Je ne puis m'empêcher de sourire quand j'entends dire que le christianisme est fini, qu'il est mort. Lui, fini ! lui, mort! Mais c'est à peine s'il commence à vivre, à être compris et appliqué,. Qu'est-ce, dans ses destinées, qu'un laps de dix-huit siècles? Il renferme en lui-même, il porte dans ses flancs une multitude d'applications que personne n'a encore tentées, une infinité de conséquences que nul n'a déduites. C'est tout un monde de vérités à peine entrevues, dont chacune contient les germes emboîtés l'un dans l'autre d'une foule de vérités nouvelles. Les paroles de Jésus sont des glands dont chacun devient un chêne immense qui donne, année après année, des milliers et des milliers de glands, lesquels, à leur tour, contiennent chacun le germe non seulement d'un autre chêne, mais d'une forêt; et il en sera ainsi jusqu'à ce que le monde en soit couvert, comme le fond de la mer est couvert des grandes eaux. Entendez, entendez une de ces paroles du Maître, si étranges, si saisissantes, que nul, excepté lui, n'eût osé la dire, qu'on ne s'y arrête guère en lisant l'Évangile, qu'on en fait rarement le thème de ses méditations, une de ces paroles qui portent en elles tout un mystérieux, un sublime avenir : En vérité, en vérité, je vous le dis : celui qui croit en moi fera aussi les oeuvres que je fais, et il en fera même de plus grandes ; car je m'en vais à mon Père. C'est-à-dire : à moi les douloureux et petits commencements, Nazareth et la Galilée, Gethsémané et le Calvaire ! A ceux qui croiront en moi, le monde, l'humanité, l'avenir, les développements immenses, les vastes conquêtes, les perspectives radieuses et infinies!... à moi les semailles et les sanglantes sueurs, à vous les éternelles moissons et les chants de triomphe !

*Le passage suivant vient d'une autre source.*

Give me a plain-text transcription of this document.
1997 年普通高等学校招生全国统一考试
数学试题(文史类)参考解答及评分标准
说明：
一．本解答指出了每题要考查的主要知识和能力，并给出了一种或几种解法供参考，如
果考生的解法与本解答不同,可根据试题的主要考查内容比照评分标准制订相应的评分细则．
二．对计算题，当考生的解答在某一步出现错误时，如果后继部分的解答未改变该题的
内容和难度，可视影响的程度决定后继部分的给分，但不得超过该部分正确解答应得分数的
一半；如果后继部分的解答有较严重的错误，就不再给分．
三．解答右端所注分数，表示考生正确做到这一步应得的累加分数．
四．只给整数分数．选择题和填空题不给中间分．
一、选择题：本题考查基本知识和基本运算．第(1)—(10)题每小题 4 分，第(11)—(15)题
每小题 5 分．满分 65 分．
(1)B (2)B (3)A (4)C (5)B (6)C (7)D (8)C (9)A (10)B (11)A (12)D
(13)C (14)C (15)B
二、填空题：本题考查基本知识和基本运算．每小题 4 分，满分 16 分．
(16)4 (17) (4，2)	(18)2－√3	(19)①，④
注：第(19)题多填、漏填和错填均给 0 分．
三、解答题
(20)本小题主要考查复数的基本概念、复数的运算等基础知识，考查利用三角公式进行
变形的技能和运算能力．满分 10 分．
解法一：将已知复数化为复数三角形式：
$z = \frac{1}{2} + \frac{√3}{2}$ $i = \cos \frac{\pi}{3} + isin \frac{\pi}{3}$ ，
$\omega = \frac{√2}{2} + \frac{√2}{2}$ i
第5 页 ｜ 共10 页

1. Rembrandt et l'individualisme dans l'art, 1869, pp. 129 à 134
2. Sermon du même titre prononcé en 1864. Paris, 1864, pp. 14 à 15.
3. Sermon du même litre prononcé le 25 janvier 1863. Paris, 1863, pp. 20 à 23.
4. La Régénération d'un peuple. Discours prononcé le 12 mars 1871 ; Libres paroles d'un assiégé. Écrits et discours d'un républicain français pendant le siège de Paris. Éd. 1871, pp. 216 à 218.
5. Les Choses anciennes et les choses nouvelles. Sermon. Paris, 1864, pp, 10 à 11.